100 days of summer begins, by my reckoning, tomorrow – “Summer” in the U.S. is considered by most[citation needed] to be the roughly 100 days from Memorial Day to Labor Day, which are the last Monday in May and First Monday in September respectively. Typically 14 full weeks plus a Monday—99 days—which every last one of us[citation needed] will pad out to 101 by including the Friday & Saturday of the upcoming 3 day holiday weekend, which is how most of us (who don’t work retail or hospitality) celebrate these things.
So actually 101 Days of Summer – 101 and a half if you take off early on Friday like a lot of us might have already done.
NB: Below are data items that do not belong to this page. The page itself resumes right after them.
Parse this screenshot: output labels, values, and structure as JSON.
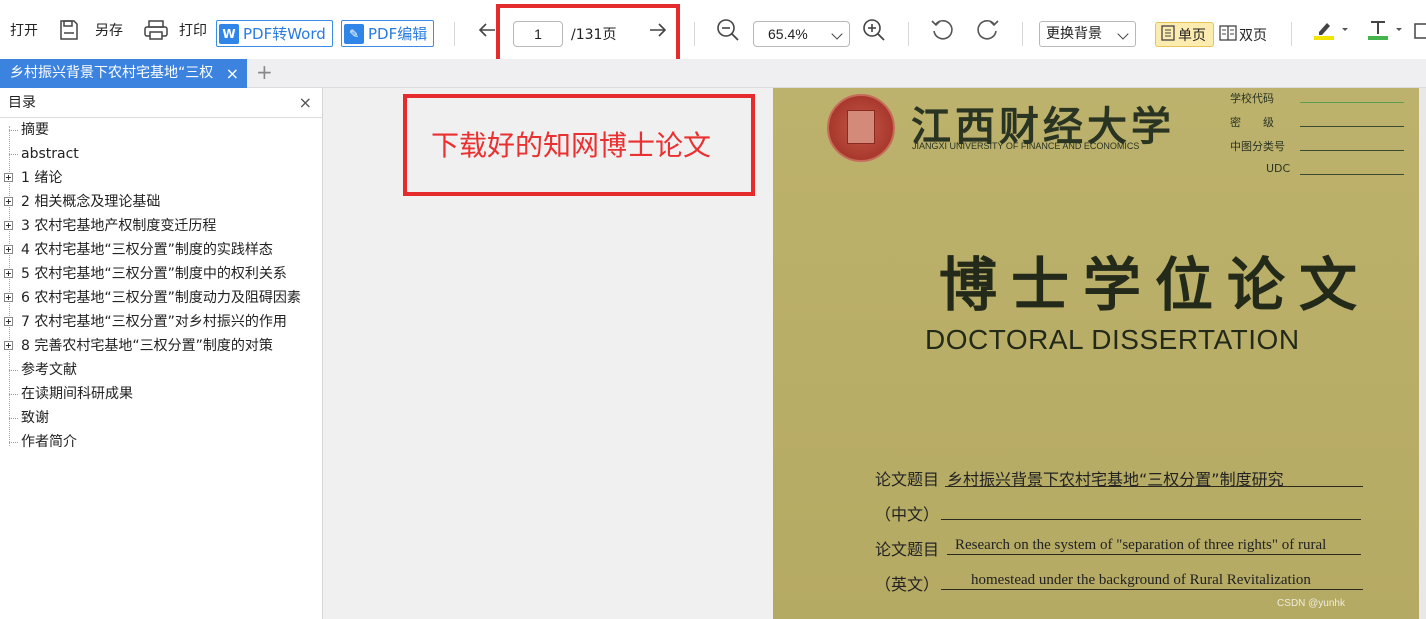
{
  "toolbar": {
    "open": "打开",
    "save_as": "另存",
    "print": "打印",
    "pdf_to_word": "PDF转Word",
    "pdf_edit": "PDF编辑",
    "current_page": "1",
    "total_pages": "/131页",
    "zoom": "65.4%",
    "background": "更换背景",
    "single_page": "单页",
    "double_page": "双页"
  },
  "tab": {
    "title": "乡村振兴背景下农村宅基地“三权",
    "close": "×",
    "add": "+"
  },
  "sidebar": {
    "title": "目录",
    "close": "×",
    "items": [
      {
        "label": "摘要",
        "expandable": false
      },
      {
        "label": "abstract",
        "expandable": false
      },
      {
        "label": "1 绪论",
        "expandable": true
      },
      {
        "label": "2 相关概念及理论基础",
        "expandable": true
      },
      {
        "label": "3 农村宅基地产权制度变迁历程",
        "expandable": true
      },
      {
        "label": "4 农村宅基地“三权分置”制度的实践样态",
        "expandable": true
      },
      {
        "label": "5 农村宅基地“三权分置”制度中的权利关系",
        "expandable": true
      },
      {
        "label": "6 农村宅基地“三权分置”制度动力及阻碍因素",
        "expandable": true
      },
      {
        "label": "7 农村宅基地“三权分置”对乡村振兴的作用",
        "expandable": true
      },
      {
        "label": "8 完善农村宅基地“三权分置”制度的对策",
        "expandable": true
      },
      {
        "label": "参考文献",
        "expandable": false
      },
      {
        "label": "在读期间科研成果",
        "expandable": false
      },
      {
        "label": "致谢",
        "expandable": false
      },
      {
        "label": "作者简介",
        "expandable": false
      }
    ]
  },
  "annotation": {
    "text": "下载好的知网博士论文",
    "color": "#e52b2b"
  },
  "document": {
    "university_cn": "江西财经大学",
    "university_en": "JIANGXI UNIVERSITY OF FINANCE AND ECONOMICS",
    "meta_labels": [
      "学校代码",
      "密　　级",
      "中图分类号",
      "UDC"
    ],
    "title_cn": "博士学位论文",
    "title_en": "DOCTORAL DISSERTATION",
    "thesis_title_label": "论文题目",
    "thesis_title_cn": "乡村振兴背景下农村宅基地“三权分置”制度研究",
    "cn_label": "（中文）",
    "thesis_title_en_label": "论文题目",
    "thesis_title_en_1": "Research on the system of \"separation of three rights\" of rural",
    "en_label": "（英文）",
    "thesis_title_en_2": "homestead under the background of Rural Revitalization",
    "watermark": "CSDN @yunhk"
  },
  "colors": {
    "accent": "#3c83e0",
    "highlight_box": "#e52b2b",
    "page_bg": "#bcb16a"
  }
}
In 2020 it’ll actually be 108 days of summer, because of the calendar, which just so happens to line up & give us 15 weeks of summer whenever Memorial Day lands on the 25th – this happens on average one-year-in-seven but not every seventh year, because of leap days; the interval is every 5-6 years (usually 6) except when it sometimes takes 11 years off. Enjoy the summers of 2020 & 2026 I guess is what I’m saying.
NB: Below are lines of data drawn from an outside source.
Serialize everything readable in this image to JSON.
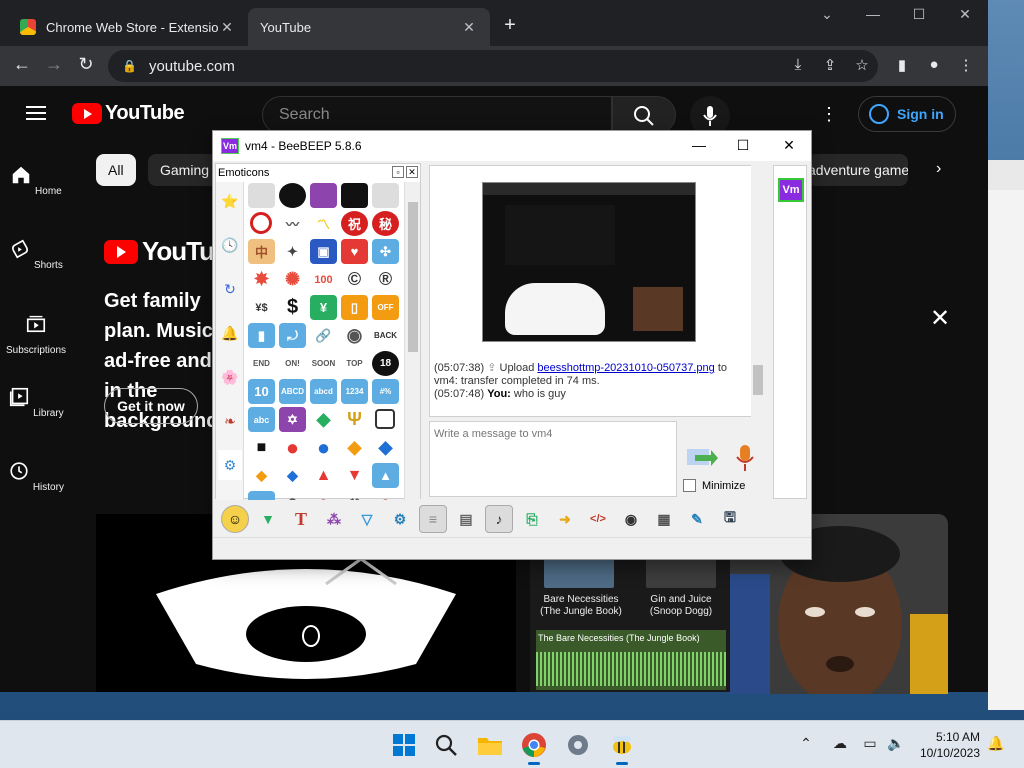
{
  "browser": {
    "tabs": [
      {
        "title": "Chrome Web Store - Extensions"
      },
      {
        "title": "YouTube"
      }
    ],
    "url": "youtube.com"
  },
  "youtube": {
    "logo_text": "YouTube",
    "search_placeholder": "Search",
    "signin_label": "Sign in",
    "sidebar": [
      {
        "label": "Home",
        "icon": "home-icon"
      },
      {
        "label": "Shorts",
        "icon": "shorts-icon"
      },
      {
        "label": "Subscriptions",
        "icon": "subscriptions-icon"
      },
      {
        "label": "Library",
        "icon": "library-icon"
      },
      {
        "label": "History",
        "icon": "history-icon"
      }
    ],
    "chips": [
      "All",
      "Gaming",
      "adventure game"
    ],
    "banner": {
      "logo_text": "YouTube",
      "text": "Get family plan. Music ad-free and in the background",
      "button": "Get it now"
    },
    "thumbnails": [
      {
        "title": "Bare Necessities (The Jungle Book)"
      },
      {
        "title": "Gin and Juice (Snoop Dogg)"
      }
    ],
    "track_label": "The Bare Necessities (The Jungle Book)"
  },
  "beebeep": {
    "title": "vm4 - BeeBEEP 5.8.6",
    "panel_title": "Emoticons",
    "user_initials": "Vm",
    "messages": [
      {
        "time": "(05:07:38)",
        "pre": "Upload",
        "file": "beesshottmp-20231010-050737.png",
        "post": "to vm4: transfer completed in 74 ms."
      },
      {
        "time": "(05:07:48)",
        "sender": "You:",
        "text": "who is guy"
      }
    ],
    "input_placeholder": "Write a message to vm4",
    "minimize_label": "Minimize",
    "emoji_tabs": [
      "⭐",
      "🕓",
      "↻",
      "🔔",
      "🌸",
      "❧",
      "⚙"
    ]
  },
  "taskbar": {
    "time": "5:10 AM",
    "date": "10/10/2023"
  },
  "colors": {
    "yt_red": "#ff0000",
    "yt_blue": "#3ea6ff",
    "bee_purple": "#8a2be2",
    "accent_green": "#37c837"
  }
}
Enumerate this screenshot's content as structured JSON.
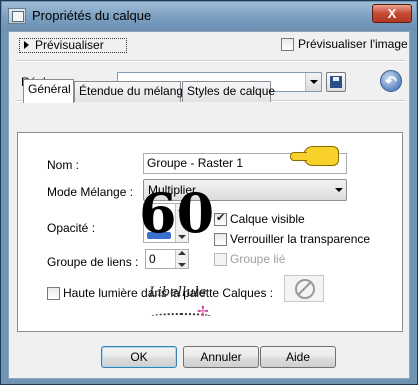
{
  "window": {
    "title": "Propriétés du calque",
    "close_label": "X"
  },
  "top": {
    "preview_button": "Prévisualiser",
    "preview_image_label": "Prévisualiser l'image",
    "preview_image_checked": false
  },
  "presets": {
    "label": "Réglages",
    "value": ""
  },
  "tabs": [
    {
      "label": "Général",
      "active": true
    },
    {
      "label": "Étendue du mélange",
      "active": false
    },
    {
      "label": "Styles de calque",
      "active": false
    }
  ],
  "general": {
    "name_label": "Nom :",
    "name_value": "Groupe - Raster 1",
    "blend_label": "Mode Mélange :",
    "blend_value": "Multiplier",
    "opacity_label": "Opacité :",
    "opacity_value": 60,
    "opacity_display": "60",
    "group_label": "Groupe de liens :",
    "group_value": "0",
    "visible_label": "Calque visible",
    "visible_checked": true,
    "lock_label": "Verrouiller la transparence",
    "lock_checked": false,
    "linked_label": "Groupe lié",
    "linked_checked": false,
    "highlight_label": "Haute lumière dans la palette Calques :",
    "highlight_checked": false
  },
  "watermark_text": "Libellule",
  "buttons": {
    "ok": "OK",
    "cancel": "Annuler",
    "help": "Aide"
  },
  "colors": {
    "title_bar": "#7b9fc0",
    "accent": "#3a6fd0",
    "hand": "#f8d22a"
  }
}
For a little more on that check out https://www.popsci.com/article/technology/next-summer-already-better-summer
“100 days of summer” is an expression[?] [citation needed] common enough that I seem to remember hearing it well before 500 Days of Summer riffed off the common[?] idiom for its title in 2009. But maybe it isn’t as common as I think, or maybe my brain misfired after the movie came out and it’s just a back-formation that makes its own kind of sense because what we call “Summer” in the vacation-planning but not astronomical or meterological sense just happens to be 100 [ok: 101] days.
I was also planning a “100 Days of Summer” diary/planner – sort of a smaller, pocketable extension of my Weekend Planner idea – but didn’t manage to make anything I liked, let alone would consider selling, in time for Summer 2019. Which starts tomorrow.
I guess I’ll file that idea away for now, maybe to be picked up again when I have time off in the Fall, though I suppose for 2020 I should just go ahead and title it “108 Days of Summer” to be accurate.
Outside of things like students’ assigned summer reading, for most of us Summer isn’t considered a time for big undertakings, but 100 is a big round number and Summer is the sunny, beautiful time of year most of us (at my latitude) spend completely indoors, all the time, with the air conditioning on – so maybe 101 Days of Summer would be a good time to line up a lot of little daily things that would add up into a new skill or a sizable chunk of some kind of project.